Aug 11, 2019

Dora and the Lost City of Gold [PG]

Dir: James Bobin
Like several other recent kids movies, Dora and the Lost City of Gold is based on something I was too old for the first time round. By all accounts, the show was a fun and educational cartoon for young children, teaching them about other cultures. As far as I can tell, this live action take on the material keeps the core of that, ageing the characters up but keeping the material suitable for the show’s target audience as well as the older siblings who might now be taking them to this movie.

We get a brief glimpse of Dora and her cousin Diego as little kids running around the jungle with Dora’s monkey Boots. Most of the film takes place 10 years later. Dora (Isabella Moner) is 16 and when her parents (Eva Longoria and Michael Pena, both enjoying themselves) decide to go into the jungle to search for the golden city of the title they send Dora to stay with Diego in LA, fearing she’s still too irresponsible for a full scale adventure. Dora doesn’t fit in at high school, on a field trip she and Diego are thrown together with a couple of other kids and they all find themselves kidnapped by treasure hunters and thrown into a jungle adventure.

Dora and the Lost City of Gold is a film that truly embraces what it is. It’s a live action cartoon and director James Bobin, writers Nicholas Stoller and Matthew Robinson and the whole cast commit to this tone from the start. Whenever the film threatens to forget this, even for a second, a gag will be thrown in to re-establish the knowing tone. Bobin’s debut, The Muppets (2011), feels like a key influence. Dora isn’t as consistently hilarious, and lacks the history that gave The Muppets such poignancy and joy, but it has a similar comic tone and love of playing around with the relationship between film and audience. This is all done so deftly that it never feels smug, rather than the film showing you how clever it is, it invites you in, whether directly through Dora asking things like “Can you say poisonous tree frog?” or simply by acknowledging that, yes, this is all very silly. There are many other detectable influences here. Bobin nods with palpable glee to Indiana Jones (particularly Last Crusade) and steals several moves from The Goonies. The fact that Dora, even if it’s unlikely to ascend to the heights of the adoration those films are held in, isn’t embarrassed by those comparisons is a testament to how well the film works on its own terms.

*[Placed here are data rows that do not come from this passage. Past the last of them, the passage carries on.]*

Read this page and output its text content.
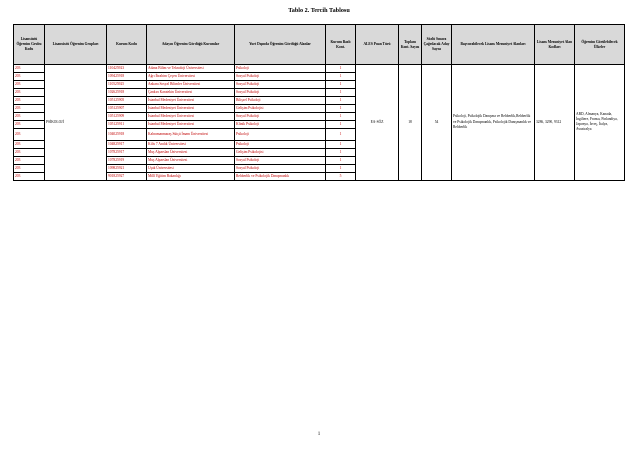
Tablo 2. Tercih Tablosu
Lisansüstü Öğrenim Grubu Kodu	Lisansüstü Öğrenim Grupları	Kurum Kodu	Adayın Öğrenim Gördüğü Kurumlar	Yurt Dışında Öğrenim Gördüğü Alanlar	Kurum Bazlı Kont.	ALES Puan Türü	Toplam Kont. Sayısı	Sözlü Sınava Çağrılacak Aday Sayısı	Başvurabilecek Lisans Mezuniyet Alanları	Lisans Mezuniyet Alan Kodları	Öğrenim Görülebilecek Ülkeler
203	PSİKOLOJİ	110425923	Adana Bilim ve Teknoloji Üniversitesi	Psikoloji	1	EA-SÖZ	18	54	Psikoloji, Psikolojik Danışma ve Rehberlik,Rehberlik ve Psikolojik Danışmanlık, Psikolojik Danışmanlık ve Rehberlik	3286, 3290, 9312	ABD, Almanya, Kanada, İngiltere, Fransa, Finlandiya, Japonya, İsveç, İtalya, Avustralya
203		109425918	Ağrı İbrahim Çeçen Üniversitesi	Sosyal Psikoloji	1						
203		110525925	Ankara Sosyal Bilimler Üniversitesi	Sosyal Psikoloji	1						
203		102625918	Çankırı Karatekin Üniversitesi	Sosyal Psikoloji	1						
203		105125905	İstanbul Medeniyet Üniversitesi	Bilişsel Psikoloji	1						
203		105125907	İstanbul Medeniyet Üniversitesi	Gelişim Psikolojisi	1						
203		105125909	İstanbul Medeniyet Üniversitesi	Sosyal Psikoloji	1						
203		105125911	İstanbul Medeniyet Üniversitesi	Klinik Psikoloji	1						
203		104025918	Kahramanmaraş Sütçü İmam Üniversitesi	Psikoloji	1						
203		104825917	Kilis 7 Aralık Üniversitesi	Psikoloji	1						
203		107825917	Muş Alparslan Üniversitesi	Gelişim Psikolojisi	1						
203		107825919	Muş Alparslan Üniversitesi	Sosyal Psikoloji	1						
203		109825921	Uşak Üniversitesi	Sosyal Psikoloji	1						
203		901825927	Millî Eğitim Bakanlığı	Rehberlik ve Psikolojik Danışmanlık	5						
1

The film may be accessible to older kids and adults, but neither the tone nor the story are pitched at them. This is resolutely a kids film and that is reflected in the way it talks to its audience. While there is an attraction between Diego and serious minded Sammy (Madeline Madden), neither she nor Dora is ever defined by a relationship and both Dora and the film are much more concerned with friendship than they are romance. The morals are simple but effective, espousing the value of exploring - learning for its own sake - over using that exploration for any monetary gain.

The main reason the film works so well is 18 year old Isabella Moner, who impressed earlier this year by helping bring emotional weight to Instant Family, which could easily have been just another broad Hollywood comedy. This performance is completely different in tone; wide-eyed, irrepressibly energetic; a cartoon character who has stepped whole cloth out of her world and into an LA high school. With the wrong handling it could all be incredibly grating, but Moner’s performance has an unfailingly sunny enthusiasm, whether she’s having her bag searched on her first day of high school or singing a song about poo. Along with that, her knack for comic timing and expressive face sell every beat. The rest of the cast are just as game. This does mean there are a few overplayed moments, and Bobin does allow a few gags (Dora’s dad telling her what rave music is like, for instance) to run a bit longer than they need to, but there’s generally a nice dynamic between the cast, which allows the friendships between them to grow more naturally than you might expect.

The energy of the cast is matched by the direction. Without feeling rushed, the film moves along at a pace, finding just a few well placed moments to take a breath. The moments of action are always inflected with the same humour as the rest of the film (Swiper gets more than a few laughs) and use the characters established strengths to get them out of jams (again leaning on the morals a bit to teach younger kids the value of teamwork).

It may be simple and broad, the villain may be obvious from ten miles off, and we may have seen many of its plot points in close to specific detail before, but Dora and the Lost City of Gold is impossible to dislike. I imagine it will work brilliantly for its target audience and also be appreciated by the parents who will likely be very be grateful they aren’t being dragged to Playmobil: The Movie instead. It probably won’t stay in my head that long, but I can’t deny I had great fun with it for 102 minutes.